Bumblebee's having a great day today. The ACT has a Teachers' Stop Work meeting for most of the day, so he's having the day off school. Sleeping in, watching a bit of tv with his brekkie, playing with his Star Wars toys, and then taking his change collection to the bank to be converted to paper money! Ah, life's good when you're almost 9.
What this translates to in terms of mummy time is:
-- I can have a day off work (bonus!)
-- trails of banana and weetbix en route to the television
-- treading on little bits of mini lightsabres and robots up the hallway
-- standing in the frigging bank sorting five cent pieces into plastic bags for half an hour.
Whatever happened to coin-sorting machines? I used to love taking my savings into the bank and watching them get poured into the machines to be sorted. Now we have to do the sorting and the teller gets to weigh each bag. Next time I'll be more organised.
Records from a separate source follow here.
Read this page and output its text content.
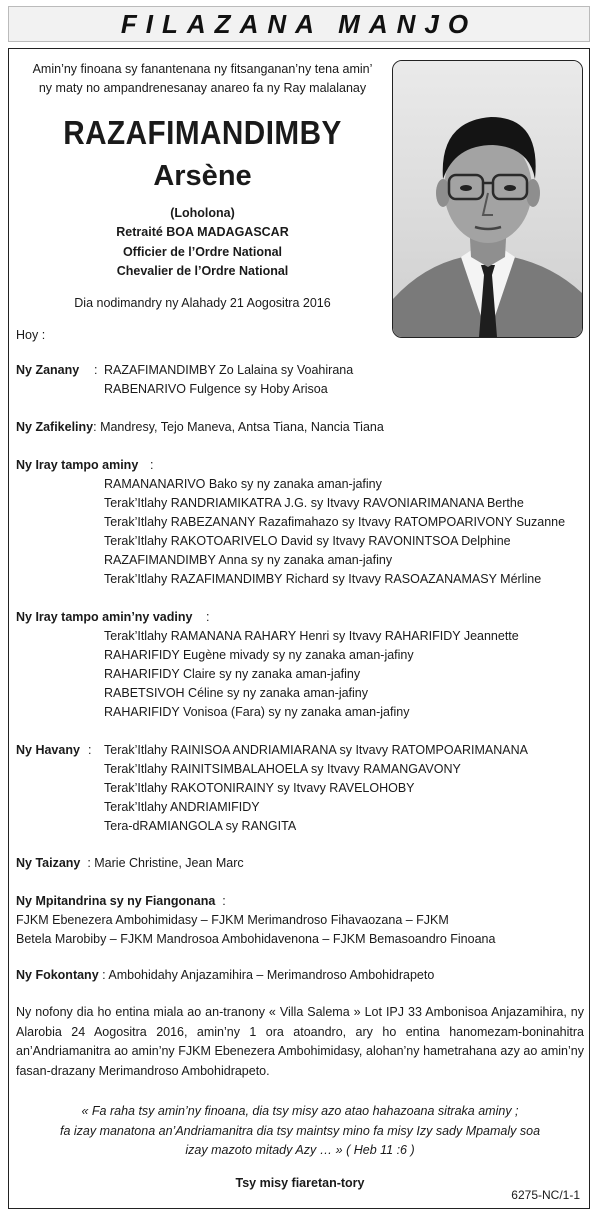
FILAZANA MANJO
Amin’ny finoana sy fanantenana ny fitsanganan’ny tena amin’
ny maty no ampandrenesanay anareo fa ny Ray malalanay
RAZAFIMANDIMBY
Arsène
(Loholona)
Retraité BOA MADAGASCAR
Officier de l’Ordre National
Chevalier de l’Ordre National
Dia nodimandry ny Alahady 21 Aogositra 2016
Hoy :
Ny Zanany : RAZAFIMANDIMBY Zo Lalaina sy Voahirana
RABENARIVO Fulgence sy Hoby Arisoa
Ny Zafikeliny: Mandresy, Tejo Maneva, Antsa Tiana, Nancia Tiana
Ny Iray tampo aminy :
RAMANANARIVO Bako sy ny zanaka aman-jafiny
Terak’Itlahy RANDRIAMIKATRA J.G. sy Itvavy RAVONIARIMANANA Berthe
Terak’Itlahy RABEZANANY Razafimahazo sy Itvavy RATOMPOARIVONY Suzanne
Terak’Itlahy RAKOTOARIVELO David sy Itvavy RAVONINTSOA Delphine
RAZAFIMANDIMBY Anna sy ny zanaka aman-jafiny
Terak’Itlahy RAZAFIMANDIMBY Richard sy Itvavy RASOAZANAMASY Mérline
Ny Iray tampo amin’ny vadiny :
Terak’Itlahy RAMANANA RAHARY Henri sy Itvavy RAHARIFIDY Jeannette
RAHARIFIDY Eugène mivady sy ny zanaka aman-jafiny
RAHARIFIDY Claire sy ny zanaka aman-jafiny
RABETSIVOH Céline sy ny zanaka aman-jafiny
RAHARIFIDY Vonisoa (Fara) sy ny zanaka aman-jafiny
Ny Havany : Terak’Itlahy RAINISOA ANDRIAMIARANA sy Itvavy RATOMPOARIMANANA
Terak’Itlahy RAINITSIMBALAHOELA sy Itvavy RAMANGAVONY
Terak’Itlahy RAKOTONIRAINY sy Itvavy RAVELOHOBY
Terak’Itlahy ANDRIAMIFIDY
Tera-dRAMIANGOLA sy RANGITA
Ny Taizany : Marie Christine, Jean Marc
Ny Mpitandrina sy ny Fiangonana :
FJKM Ebenezera Ambohimidasy – FJKM Merimandroso Fihavaozana – FJKM
Betela Marobiby – FJKM Mandrosoa Ambohidavenona – FJKM Bemasoandro Finoana
Ny Fokontany : Ambohidahy Anjazamihira – Merimandroso Ambohidrapeto
Ny nofony dia ho entina miala ao an-tranony « Villa Salema » Lot IPJ 33 Ambonisoa Anjazamihira, ny Alarobia 24 Aogositra 2016, amin’ny 1 ora atoandro, ary ho entina hanomezam-boninahitra an’Andriamanitra ao amin’ny FJKM Ebenezera Ambohimidasy, alohan’ny hametrahana azy ao amin’ny fasan-drazany Merimandroso Ambohidrapeto.
« Fa raha tsy amin’ny finoana, dia tsy misy azo atao hahazoana sitraka aminy ;
fa izay manatona an’Andriamanitra dia tsy maintsy mino fa misy Izy sady Mpamaly soa
izay mazoto mitady Azy … » ( Heb 11 :6 )
Tsy misy fiaretan-tory
6275-NC/1-1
He ended up with $47, which astounded me. It just looked like a pile of 5c pieces.
So he bought lunch (at McDonalds, his choice).
In other earth-shattering news, in the last week I've found two great new books about letterpress printing:
1. Letterpress: New applications for traditional skills, by David Jury (Switzerland: Rotovision SA, 2006). Approx. Aus$50 (paperback).
I haven't read a lot of the text yet, but the images are just glorious. It's not a technical manual, more a survey of how printing has changed as technology has shifted away from hand-set type. It's a very well-designed book, with plenty of inspirational examples. I had my visiting artists over for dinner last night, and the Korean was very jealous of this book. I'll be using it a lot, especially to get the printmaking students thinking about using type for image-making. (Heh, I also note I'm not the only person who likes to take photos of type all inked up on the press, amongst other things.)
2. Letterpress Printing: A manual for modern fine press printers, by Paul Maravelas (Delaware, USA: Oak Knoll Press, 2005). Approx. Aus$60 (hardback, also available in paperback).
This arrived in the post today, ordered a few weeks ago. I ordered the hardback version, thinking that it would be hardier. It probably will be, but it seems to be laid-out to be a paperback, with a clumsy amount of white space added to the outside margins. Maybe it's meant to be there, for the owner to scrawl notes in (which I will be doing), but it does look a tad gratuitous. Regardless of this, I think it's a great addition to letterpress knowledge. I've read a bit of criticism in hard-core printing circles like the letpress listserver, but I think those are remarks made by people who have been printing for years and have been able to have knowledge passed down to them by older printers while they were still around. This book probably seems too basic to them.
Here in Australia, at least, there aren't many people left who can pass on letterpress knowledge, and there's a new generation of students and print enthusiasts who think that they can just carry a line of type from a workbench to a press, lay it on the bed and have their way with it, without knowing the first thing about locking it up, adjusting the pressure (sexy terminology, eh?) or checking the rollers. Believe me, I've seen them do it.
This manual is a great starting point for anyone wanting to learn letterpress printing without prior knowledge. It covers platen, cylinder and hand presses, setting type, printing it, and restoring old machines. Simple instructions, clear diagrams, useful hints, and easy to read. I'm going to recommend it to the art school library.
The best thing is that these are new books. Obviously letterpress is having a resurgence! I'm so used to scrounging through second-hand bookshops and Abebooks for printing books that it feels like a real treat to have new books on the subject... I'm a very happy duck.